Introduction: Half of all children in lone-parent families are in relative poverty

Good morning, and welcome to our rolling coverage of business, the world economy, the financial markets, and the cost of living squeeze.

As the cost of living crisis escalates, single-parent families are among the most exposed to soaring inflation after a decade of austerity-driven cuts to benefits, new research shows.

The Guardian reports this morning that half of all children in lone-parent families are now living in relative poverty.

In the first of a series of reports from the frontline of the cost of living crisis, we show how women raising their children alone are in a much weaker position to cope with the shocks of the pandemic and rising prices of basics such as food and heating, following cuts to state support by successive Conservative governments.

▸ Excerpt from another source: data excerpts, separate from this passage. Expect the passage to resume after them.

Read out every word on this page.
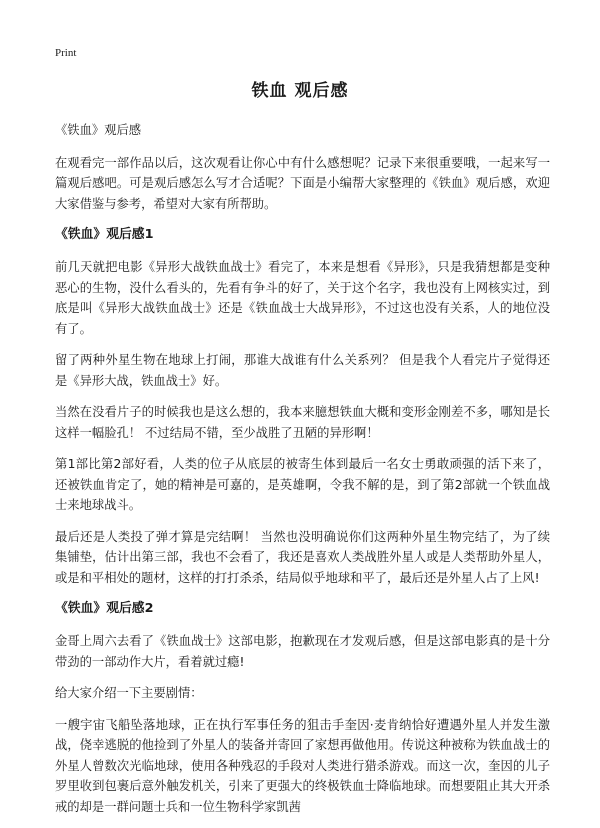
Print
铁血 观后感
《铁血》观后感

在观看完一部作品以后，这次观看让你心中有什么感想呢？记录下来很重要哦，一起来写一篇观后感吧。可是观后感怎么写才合适呢？下面是小编帮大家整理的《铁血》观后感，欢迎大家借鉴与参考，希望对大家有所帮助。

《铁血》观后感1

前几天就把电影《异形大战铁血战士》看完了，本来是想看《异形》，只是我猜想都是变种恶心的生物，没什么看头的，先看有争斗的好了，关于这个名字，我也没有上网核实过，到底是叫《异形大战铁血战士》还是《铁血战士大战异形》，不过这也没有关系，人的地位没有了。

留了两种外星生物在地球上打闹，那谁大战谁有什么关系列？ 但是我个人看完片子觉得还是《异形大战，铁血战士》好。

当然在没看片子的时候我也是这么想的，我本来臆想铁血大概和变形金刚差不多，哪知是长这样一幅脸孔！ 不过结局不错，至少战胜了丑陋的异形啊！

第1部比第2部好看，人类的位子从底层的被寄生体到最后一名女士勇敢顽强的活下来了，还被铁血肯定了，她的精神是可嘉的，是英雄啊，令我不解的是，到了第2部就一个铁血战士来地球战斗。

最后还是人类投了弹才算是完结啊！ 当然也没明确说你们这两种外星生物完结了，为了续集铺垫，估计出第三部，我也不会看了，我还是喜欢人类战胜外星人或是人类帮助外星人，或是和平相处的题材，这样的打打杀杀，结局似乎地球和平了，最后还是外星人占了上风!

《铁血》观后感2

金哥上周六去看了《铁血战士》这部电影，抱歉现在才发观后感，但是这部电影真的是十分带劲的一部动作大片，看着就过瘾!

给大家介绍一下主要剧情：

一艘宇宙飞船坠落地球，正在执行军事任务的狙击手奎因·麦肯纳恰好遭遇外星人并发生激战，侥幸逃脱的他捡到了外星人的装备并寄回了家想再做他用。传说这种被称为铁血战士的外星人曾数次光临地球，使用各种残忍的手段对人类进行猎杀游戏。而这一次，奎因的儿子罗里收到包裹后意外触发机关，引来了更强大的终极铁血士降临地球。而想要阻止其大开杀戒的却是一群问题士兵和一位生物科学家凯茜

Our economics correspondent Richard Partington explains:

Research shared exclusively with the Guardian by the Institute for Fiscal Studies sets out the scale of the crisis. It shows relative poverty for children in lone-parent families has risen at a significantly faster rate compared with other households.

Relative poverty is defined as having an income of less than 60% of the national median, adjusted for household size. For single parents, this measure of poverty rose by nine percentage points between 2013-14 and 2019-20 to reach 49% at the onset of the global health emergency.

In sharp contrast, the rate for children in two-parent families rose by only two percentage points to reach 25%.

Tony Blair, the former Labour prime minister, warned that a “painful cost of living squeeze” was hitting families and that progress in tackling child poverty was severely undermined by sweeping benefit cuts imposed over the past decade.

Research on single parent families

With households across the country facing the worst inflationary shock since the 1980s, charities warned that single mothers were suffering a heavier toll from soaring energy prices and the rising cost of a weekly shop.

68% of lone parent respondents had experienced food insecurity

Here’s the full story:

Also coming up today

UK motorists have been warned they could face major disruption today amid widespread protests at rising petrol and diesel costs and calls for a cut in fuel duty.

Organisers are expected to block the Prince of Wales Bridge crossing between England and Wales, according to police.

Essex Police said they are also aware of a planned protest and will work to “minimise disruption to the public on the county’s main roads”.

The financial markets could be subdued, with Wall Street is closed for Independence Day. European stock are set to open a little higher.

As NY is closed for Independence Day. European bourses may enjoy temporary relief, but US futures suggest threat of recession, Ukraine crisis & rampant inflation prevail. Oil $111; Asia reflective; Opening calls – FTSE +33 @ 7201 DAX +50 @ 12863 CAC40 +20 @ 5951 DJIA -212 @ 30885

— David Buik (@truemagic68) July 4, 2022

The agenda

  • 7am BST: German trade balance for May
  • 10am BST: Eurozone producer prices report on factory inflation for May
  • 2pm BST: Bank of Israel interest rate decision

Record number of firms plan price rises

More UK firms are planning to raise their prices over the next quarter than ever before, which will add to the cost of living squeeze.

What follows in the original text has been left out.